Маргарита Малинина - Мертвые тоже скачут
– Но почему, почему?
– Ну как это не понятно? – схватилась я за голову. – Мы знакомы всего пару дней. Мы даже не целовались ни разу!
– За чем же дело стало? – удивился Кирилл, остановился и всего на секунду приник к моим губам.
– Не делай так больше, – сказала я после, стараясь быть суровой.
– Не понравилось? – Кирилл покраснел, но улыбался. Значит, знал, что не в этом дело, и поцелуй мне пришелся по сердцу.
– Просто не делай, и все! Нужно спрашивать разрешения!
– Ага? А тот хмырь в окне спрашивает?
Я споткнулась от неожиданности и полетела носом вперед, благо мой спутник успел меня поймать за руку, что и спасло меня от падения. Однако набойки на босоножке я лишилась, и, забегая вперед, скажу, что весь оставшийся путь слегка прихрамывала.
– Ты о чем таком говоришь?! – вышла я из себя и приготовила кулак, чтобы стукнуть его. – Ты оборзел совсем?!
Налет наглости тут же Кирилла покинул. Он стушевался и, казалось, готов был пасть на колени ради прощения.
– Катя, я… Мне почудилось, что вы… Но если он не отец и не брат, а вы живете вместе, то кто же он?! – выдал он настолько эмоционально, точно боролся с желанием заплакать, потому вложил все свои чувства в слова, дабы спугнуть явно не мужественные слезы.
«Мертвец, вот кто!» – чуть не сорвалось с моих уст.
Но от меня ждали ответа, что же сказать? Естественно, мне было немного стыдно, потому что грамм истины в его предположении действительно присутствовал. Но я знала, что сумела не переступить черту, и надеялась, что не переступлю ее в будущем, так что все равно было чертовски обидно.
– Катя, ты не ответила, – напомнил Кирилл.

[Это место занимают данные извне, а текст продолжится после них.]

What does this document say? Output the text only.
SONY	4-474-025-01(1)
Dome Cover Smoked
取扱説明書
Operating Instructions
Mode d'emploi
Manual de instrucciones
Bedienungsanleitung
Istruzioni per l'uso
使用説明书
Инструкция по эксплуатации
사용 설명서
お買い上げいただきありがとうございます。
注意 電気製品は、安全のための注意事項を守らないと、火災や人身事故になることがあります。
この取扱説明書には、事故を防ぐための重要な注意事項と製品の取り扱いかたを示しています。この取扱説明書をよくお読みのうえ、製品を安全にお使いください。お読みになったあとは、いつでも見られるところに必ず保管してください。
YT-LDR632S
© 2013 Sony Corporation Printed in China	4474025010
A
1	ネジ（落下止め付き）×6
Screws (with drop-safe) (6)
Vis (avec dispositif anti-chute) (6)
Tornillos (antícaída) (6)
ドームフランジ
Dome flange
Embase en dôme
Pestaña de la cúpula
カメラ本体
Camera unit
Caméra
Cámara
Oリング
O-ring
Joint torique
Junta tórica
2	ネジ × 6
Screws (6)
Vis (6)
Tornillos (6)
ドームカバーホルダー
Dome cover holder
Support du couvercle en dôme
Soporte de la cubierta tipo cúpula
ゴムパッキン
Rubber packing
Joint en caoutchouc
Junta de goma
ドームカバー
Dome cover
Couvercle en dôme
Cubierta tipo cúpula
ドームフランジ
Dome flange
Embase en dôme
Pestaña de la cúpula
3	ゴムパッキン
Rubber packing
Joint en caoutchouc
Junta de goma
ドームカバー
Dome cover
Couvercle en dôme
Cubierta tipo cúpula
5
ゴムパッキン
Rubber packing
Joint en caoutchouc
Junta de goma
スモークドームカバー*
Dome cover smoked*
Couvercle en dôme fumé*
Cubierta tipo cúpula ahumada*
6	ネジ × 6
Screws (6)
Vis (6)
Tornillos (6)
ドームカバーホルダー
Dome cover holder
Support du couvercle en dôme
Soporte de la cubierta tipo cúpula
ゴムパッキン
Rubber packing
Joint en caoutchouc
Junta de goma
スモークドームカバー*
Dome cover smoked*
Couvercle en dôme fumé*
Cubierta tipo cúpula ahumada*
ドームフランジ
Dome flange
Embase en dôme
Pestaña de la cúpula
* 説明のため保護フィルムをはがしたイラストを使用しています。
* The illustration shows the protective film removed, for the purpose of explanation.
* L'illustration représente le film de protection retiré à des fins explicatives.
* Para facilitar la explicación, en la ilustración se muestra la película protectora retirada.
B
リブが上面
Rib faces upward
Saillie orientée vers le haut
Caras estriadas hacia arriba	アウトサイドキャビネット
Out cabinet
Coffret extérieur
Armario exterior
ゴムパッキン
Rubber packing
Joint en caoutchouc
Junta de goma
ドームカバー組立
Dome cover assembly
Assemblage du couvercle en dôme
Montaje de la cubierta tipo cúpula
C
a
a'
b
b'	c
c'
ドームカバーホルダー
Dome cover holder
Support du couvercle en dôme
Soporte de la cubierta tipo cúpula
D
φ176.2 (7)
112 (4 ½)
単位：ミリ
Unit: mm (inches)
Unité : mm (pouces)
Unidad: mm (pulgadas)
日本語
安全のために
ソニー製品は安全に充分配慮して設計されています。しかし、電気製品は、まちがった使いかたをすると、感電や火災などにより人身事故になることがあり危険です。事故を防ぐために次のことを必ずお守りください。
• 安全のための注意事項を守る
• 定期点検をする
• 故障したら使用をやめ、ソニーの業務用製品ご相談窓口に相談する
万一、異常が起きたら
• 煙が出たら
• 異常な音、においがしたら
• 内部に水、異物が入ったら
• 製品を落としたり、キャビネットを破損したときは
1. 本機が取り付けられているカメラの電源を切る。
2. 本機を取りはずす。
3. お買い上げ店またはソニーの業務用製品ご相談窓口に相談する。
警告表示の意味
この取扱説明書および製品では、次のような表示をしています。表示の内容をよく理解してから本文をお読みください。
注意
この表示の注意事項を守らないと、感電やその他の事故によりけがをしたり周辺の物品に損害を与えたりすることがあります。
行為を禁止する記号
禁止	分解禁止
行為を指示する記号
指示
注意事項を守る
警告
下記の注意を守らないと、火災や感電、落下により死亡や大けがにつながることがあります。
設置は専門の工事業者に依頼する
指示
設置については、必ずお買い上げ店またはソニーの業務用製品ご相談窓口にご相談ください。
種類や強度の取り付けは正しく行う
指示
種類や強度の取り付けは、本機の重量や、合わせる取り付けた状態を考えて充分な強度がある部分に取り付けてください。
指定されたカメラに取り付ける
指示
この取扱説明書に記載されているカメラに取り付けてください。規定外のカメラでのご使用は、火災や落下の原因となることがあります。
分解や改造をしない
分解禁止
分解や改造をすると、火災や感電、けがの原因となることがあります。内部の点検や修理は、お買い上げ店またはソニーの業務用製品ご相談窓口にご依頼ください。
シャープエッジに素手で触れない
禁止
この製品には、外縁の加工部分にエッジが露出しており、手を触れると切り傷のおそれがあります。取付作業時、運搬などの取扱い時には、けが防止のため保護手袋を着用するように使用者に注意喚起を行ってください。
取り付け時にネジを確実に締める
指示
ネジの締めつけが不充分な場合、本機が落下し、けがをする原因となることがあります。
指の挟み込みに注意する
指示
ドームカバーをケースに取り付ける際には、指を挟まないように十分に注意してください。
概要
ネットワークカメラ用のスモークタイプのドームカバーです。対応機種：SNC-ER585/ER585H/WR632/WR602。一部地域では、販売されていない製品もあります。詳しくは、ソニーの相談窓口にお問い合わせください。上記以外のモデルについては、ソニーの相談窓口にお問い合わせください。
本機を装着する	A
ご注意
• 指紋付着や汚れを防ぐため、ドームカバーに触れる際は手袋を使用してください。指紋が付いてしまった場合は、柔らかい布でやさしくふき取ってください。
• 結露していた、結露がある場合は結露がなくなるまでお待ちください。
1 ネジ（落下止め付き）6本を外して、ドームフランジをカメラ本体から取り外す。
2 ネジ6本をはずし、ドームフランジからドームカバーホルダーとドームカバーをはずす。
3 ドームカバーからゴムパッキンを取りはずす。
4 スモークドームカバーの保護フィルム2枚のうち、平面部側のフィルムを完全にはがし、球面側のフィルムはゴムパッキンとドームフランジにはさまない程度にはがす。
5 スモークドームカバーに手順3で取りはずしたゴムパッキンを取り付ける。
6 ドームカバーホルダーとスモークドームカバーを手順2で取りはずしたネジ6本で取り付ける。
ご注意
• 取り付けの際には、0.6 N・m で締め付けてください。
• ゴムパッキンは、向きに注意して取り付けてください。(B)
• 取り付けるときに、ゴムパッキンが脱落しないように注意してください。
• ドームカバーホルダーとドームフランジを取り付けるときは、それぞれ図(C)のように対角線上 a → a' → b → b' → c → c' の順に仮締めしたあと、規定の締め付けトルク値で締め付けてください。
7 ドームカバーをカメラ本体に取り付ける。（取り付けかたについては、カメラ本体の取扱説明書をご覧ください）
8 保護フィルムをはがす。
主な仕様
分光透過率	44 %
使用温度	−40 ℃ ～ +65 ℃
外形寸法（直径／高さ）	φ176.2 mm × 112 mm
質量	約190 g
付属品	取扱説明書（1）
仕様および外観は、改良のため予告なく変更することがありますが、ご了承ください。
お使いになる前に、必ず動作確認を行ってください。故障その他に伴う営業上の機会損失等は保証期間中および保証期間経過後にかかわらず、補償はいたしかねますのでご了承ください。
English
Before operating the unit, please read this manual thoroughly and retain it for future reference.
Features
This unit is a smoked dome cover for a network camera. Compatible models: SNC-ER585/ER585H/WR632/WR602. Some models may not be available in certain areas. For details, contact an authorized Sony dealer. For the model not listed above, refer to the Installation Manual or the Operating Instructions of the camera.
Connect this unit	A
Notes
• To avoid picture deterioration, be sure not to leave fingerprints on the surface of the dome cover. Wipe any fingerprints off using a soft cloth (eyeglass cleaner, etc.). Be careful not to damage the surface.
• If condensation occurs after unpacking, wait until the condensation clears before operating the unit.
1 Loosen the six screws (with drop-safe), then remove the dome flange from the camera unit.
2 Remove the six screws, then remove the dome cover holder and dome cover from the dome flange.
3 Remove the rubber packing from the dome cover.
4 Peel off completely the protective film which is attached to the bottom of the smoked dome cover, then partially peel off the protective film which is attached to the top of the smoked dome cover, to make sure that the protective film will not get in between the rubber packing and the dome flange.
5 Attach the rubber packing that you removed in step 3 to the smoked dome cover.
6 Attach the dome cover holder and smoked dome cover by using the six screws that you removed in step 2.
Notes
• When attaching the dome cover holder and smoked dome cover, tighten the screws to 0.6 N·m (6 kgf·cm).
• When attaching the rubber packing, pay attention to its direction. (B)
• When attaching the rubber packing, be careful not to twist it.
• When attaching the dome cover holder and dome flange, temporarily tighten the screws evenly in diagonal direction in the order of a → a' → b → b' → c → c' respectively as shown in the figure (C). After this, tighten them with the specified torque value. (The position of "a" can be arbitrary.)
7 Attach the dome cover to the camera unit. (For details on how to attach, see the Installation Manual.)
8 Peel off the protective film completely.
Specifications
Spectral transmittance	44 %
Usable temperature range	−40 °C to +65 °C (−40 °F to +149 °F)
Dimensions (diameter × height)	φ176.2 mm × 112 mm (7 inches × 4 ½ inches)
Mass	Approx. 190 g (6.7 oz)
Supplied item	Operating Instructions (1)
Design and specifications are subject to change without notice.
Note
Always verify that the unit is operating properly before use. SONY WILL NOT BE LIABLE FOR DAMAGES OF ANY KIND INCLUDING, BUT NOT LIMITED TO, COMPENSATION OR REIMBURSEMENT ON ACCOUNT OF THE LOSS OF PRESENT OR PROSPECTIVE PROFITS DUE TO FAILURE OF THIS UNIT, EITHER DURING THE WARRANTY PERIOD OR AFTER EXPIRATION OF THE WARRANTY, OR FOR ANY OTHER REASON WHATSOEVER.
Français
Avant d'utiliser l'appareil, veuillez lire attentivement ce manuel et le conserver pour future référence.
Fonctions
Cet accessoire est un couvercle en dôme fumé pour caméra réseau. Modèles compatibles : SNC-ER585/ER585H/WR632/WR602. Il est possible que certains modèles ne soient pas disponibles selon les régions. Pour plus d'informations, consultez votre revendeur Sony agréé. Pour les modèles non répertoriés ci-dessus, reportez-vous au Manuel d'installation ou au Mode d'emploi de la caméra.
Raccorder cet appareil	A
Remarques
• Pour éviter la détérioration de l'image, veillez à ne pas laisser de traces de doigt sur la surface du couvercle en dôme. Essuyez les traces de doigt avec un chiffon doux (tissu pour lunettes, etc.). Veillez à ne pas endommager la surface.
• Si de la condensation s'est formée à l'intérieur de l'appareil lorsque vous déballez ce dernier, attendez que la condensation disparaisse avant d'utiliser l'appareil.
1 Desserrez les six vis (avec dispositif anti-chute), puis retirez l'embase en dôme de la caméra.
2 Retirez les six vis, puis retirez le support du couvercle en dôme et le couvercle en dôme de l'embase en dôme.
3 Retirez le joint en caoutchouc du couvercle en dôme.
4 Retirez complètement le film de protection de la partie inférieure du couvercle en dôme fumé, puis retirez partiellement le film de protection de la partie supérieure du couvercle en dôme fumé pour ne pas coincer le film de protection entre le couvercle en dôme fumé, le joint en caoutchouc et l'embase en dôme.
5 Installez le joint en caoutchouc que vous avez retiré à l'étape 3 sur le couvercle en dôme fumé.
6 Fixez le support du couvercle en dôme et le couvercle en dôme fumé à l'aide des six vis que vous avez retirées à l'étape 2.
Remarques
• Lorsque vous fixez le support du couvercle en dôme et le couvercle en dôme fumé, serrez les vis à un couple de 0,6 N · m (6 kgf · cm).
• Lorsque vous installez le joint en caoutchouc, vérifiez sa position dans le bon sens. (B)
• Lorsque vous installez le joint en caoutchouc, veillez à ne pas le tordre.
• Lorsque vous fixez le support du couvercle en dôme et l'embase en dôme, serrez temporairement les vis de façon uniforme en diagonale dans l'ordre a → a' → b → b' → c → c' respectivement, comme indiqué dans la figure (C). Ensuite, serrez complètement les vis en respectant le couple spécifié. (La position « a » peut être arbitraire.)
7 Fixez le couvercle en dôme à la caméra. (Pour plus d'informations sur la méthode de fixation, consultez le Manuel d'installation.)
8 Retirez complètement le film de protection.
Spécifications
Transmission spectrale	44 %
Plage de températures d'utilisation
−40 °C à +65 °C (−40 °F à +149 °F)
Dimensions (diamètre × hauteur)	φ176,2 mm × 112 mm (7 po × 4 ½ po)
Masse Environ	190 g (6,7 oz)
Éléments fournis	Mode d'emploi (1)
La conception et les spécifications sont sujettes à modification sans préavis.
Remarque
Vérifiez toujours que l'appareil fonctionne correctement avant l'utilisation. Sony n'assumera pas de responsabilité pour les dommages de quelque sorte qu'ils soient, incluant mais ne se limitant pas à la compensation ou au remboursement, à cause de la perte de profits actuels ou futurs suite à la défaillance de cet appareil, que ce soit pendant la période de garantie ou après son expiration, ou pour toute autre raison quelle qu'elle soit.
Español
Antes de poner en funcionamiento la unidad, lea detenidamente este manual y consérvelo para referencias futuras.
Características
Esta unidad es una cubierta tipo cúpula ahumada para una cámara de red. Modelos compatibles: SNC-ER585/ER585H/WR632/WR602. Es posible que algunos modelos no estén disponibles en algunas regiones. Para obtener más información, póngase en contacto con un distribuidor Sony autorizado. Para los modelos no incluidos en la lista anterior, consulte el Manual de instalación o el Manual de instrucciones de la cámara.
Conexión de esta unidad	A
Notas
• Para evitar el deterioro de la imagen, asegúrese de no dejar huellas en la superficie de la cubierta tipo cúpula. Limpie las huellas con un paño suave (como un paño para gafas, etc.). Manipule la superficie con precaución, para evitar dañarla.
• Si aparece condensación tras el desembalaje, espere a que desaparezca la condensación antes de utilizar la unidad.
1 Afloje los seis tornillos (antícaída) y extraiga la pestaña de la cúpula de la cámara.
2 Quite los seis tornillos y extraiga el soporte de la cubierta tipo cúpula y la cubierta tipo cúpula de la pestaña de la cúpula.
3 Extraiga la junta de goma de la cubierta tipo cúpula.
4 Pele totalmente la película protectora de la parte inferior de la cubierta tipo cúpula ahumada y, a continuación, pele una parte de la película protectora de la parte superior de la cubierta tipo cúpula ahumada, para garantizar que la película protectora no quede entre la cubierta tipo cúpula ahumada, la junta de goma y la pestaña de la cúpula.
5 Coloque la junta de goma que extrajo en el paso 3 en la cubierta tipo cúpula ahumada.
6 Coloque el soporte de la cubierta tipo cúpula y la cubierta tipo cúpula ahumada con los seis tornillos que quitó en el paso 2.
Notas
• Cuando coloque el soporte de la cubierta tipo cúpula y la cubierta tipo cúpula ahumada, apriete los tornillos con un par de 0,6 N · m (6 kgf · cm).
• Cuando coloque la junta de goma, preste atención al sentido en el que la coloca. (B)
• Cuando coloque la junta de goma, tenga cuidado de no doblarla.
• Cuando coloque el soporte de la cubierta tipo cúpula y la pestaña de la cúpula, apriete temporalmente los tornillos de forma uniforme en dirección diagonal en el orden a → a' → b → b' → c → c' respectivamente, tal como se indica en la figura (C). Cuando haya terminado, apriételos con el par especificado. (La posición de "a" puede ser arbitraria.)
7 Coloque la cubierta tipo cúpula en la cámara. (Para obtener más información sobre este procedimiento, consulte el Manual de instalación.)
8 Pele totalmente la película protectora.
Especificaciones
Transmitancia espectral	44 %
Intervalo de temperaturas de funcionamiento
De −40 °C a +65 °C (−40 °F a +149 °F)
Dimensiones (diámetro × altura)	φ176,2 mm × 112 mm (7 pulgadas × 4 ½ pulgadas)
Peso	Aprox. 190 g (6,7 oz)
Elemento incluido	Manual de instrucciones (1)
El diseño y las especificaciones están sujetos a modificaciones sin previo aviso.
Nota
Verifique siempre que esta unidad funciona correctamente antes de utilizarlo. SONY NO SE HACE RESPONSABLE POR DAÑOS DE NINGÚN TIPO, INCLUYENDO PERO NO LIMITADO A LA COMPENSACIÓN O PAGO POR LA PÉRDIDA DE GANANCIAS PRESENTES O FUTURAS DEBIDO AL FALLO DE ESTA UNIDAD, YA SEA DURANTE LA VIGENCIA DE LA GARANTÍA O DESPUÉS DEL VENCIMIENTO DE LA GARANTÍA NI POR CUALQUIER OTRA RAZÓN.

– Это друг отца. У них общие дела. Он живет с нами, – произнесла я отрывочно, безразличным тоном.
– А где же твой отец?
Ну вот, приехали. Я не могла ему сказать, что случилось. Это выглядело бы несколько странно. Я столько дней уже твердила о своем отце, а тут выяснится, что его уже нет в живых. И потом, как тогда объяснить, почему загадочный гость не убирается восвояси? Рассказать про эпопею с амнезией, вырытой могилой, кровью на одежде, пулевым отверстием? Невозможно!
– Он дома.
Что я еще могла сказать?
– То есть у тебя с ним ничего не было?
– С кем, с отцом?! – подпрыгнула я. Нет, за кого он меня принимает? Спятил вконец?

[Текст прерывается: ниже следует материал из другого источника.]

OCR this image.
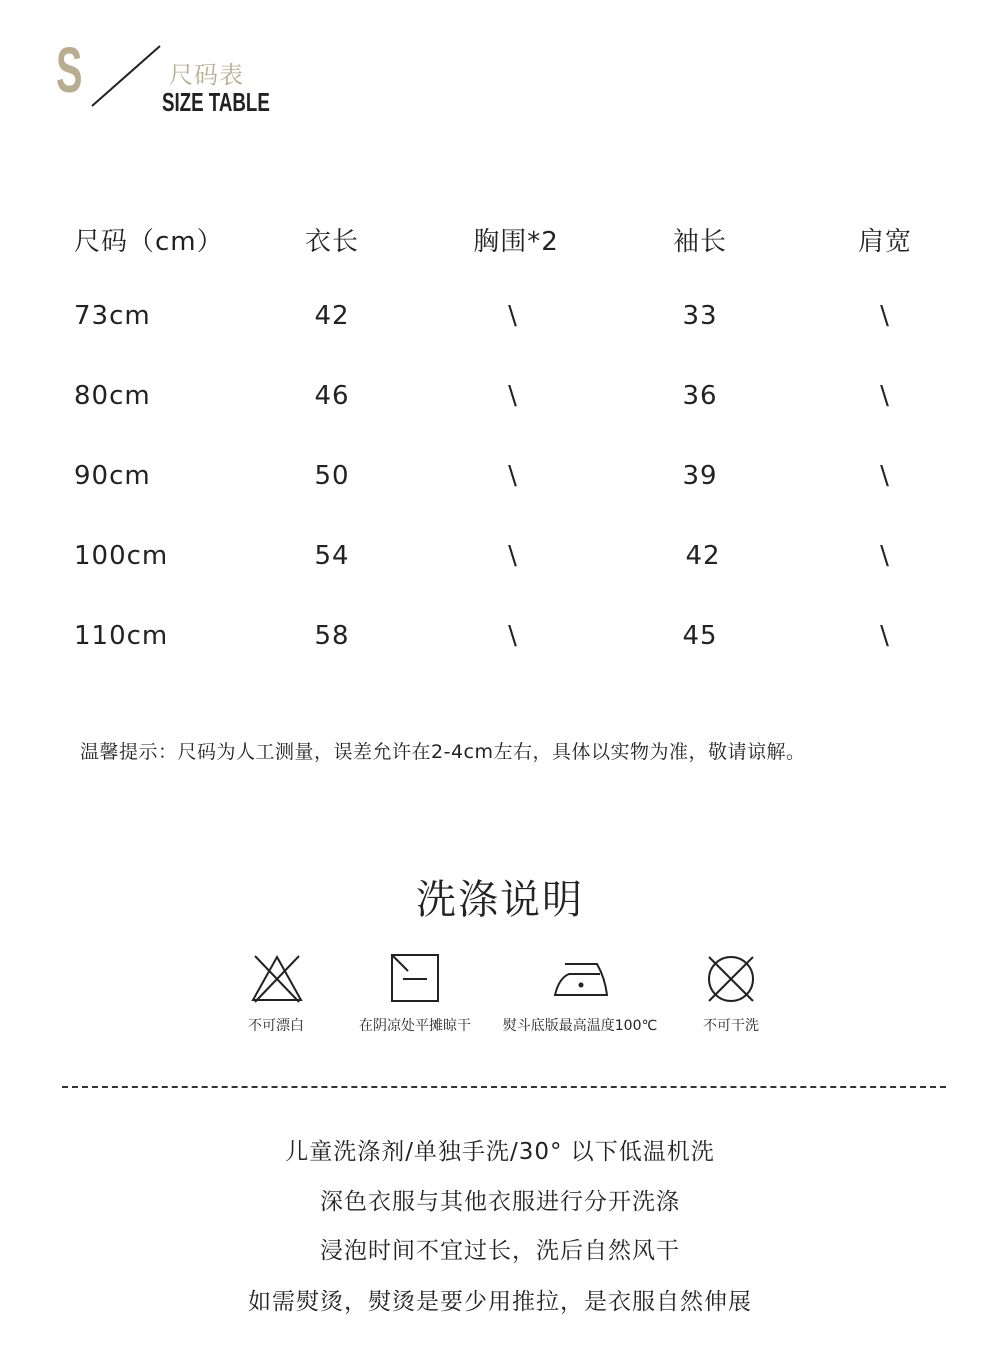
S	尺码表
SIZE TABLE
尺码（cm）	衣长	胸围*2	袖长	肩宽
73cm	42	\	33	\
80cm	46	\	36	\
90cm	50	\	39	\
100cm	54	\	42	\
110cm	58	\	45	\
温馨提示：尺码为人工测量，误差允许在2-4cm左右，具体以实物为准，敬请谅解。
洗涤说明
不可漂白	在阴凉处平摊晾干 熨斗底版最高温度100℃	不可干洗
儿童洗涤剂/单独手洗/30° 以下低温机洗
深色衣服与其他衣服进行分开洗涤
浸泡时间不宜过长，洗后自然风干
如需熨烫，熨烫是要少用推拉，是衣服自然伸展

– Да нет же! С тем хмырем!
– Слушай, перестань называть его хмырем, он тебе ничего не сделал! Да, ничего не было. И не будет. – Я выдержала паузу. После с явным неудовольствием пополам с изумлением спросила: – Слушай, ты собирался взять меня в гражданские жены, думая, что я внаглую сплю с хмырем, в то время как гуляю с тобой? Вот это да! Это подвиг, достойный уважения, браво! – все сильнее расходилась я, видя, как Кирилл не то что краснеет – зеленеет, мучаясь от стыда.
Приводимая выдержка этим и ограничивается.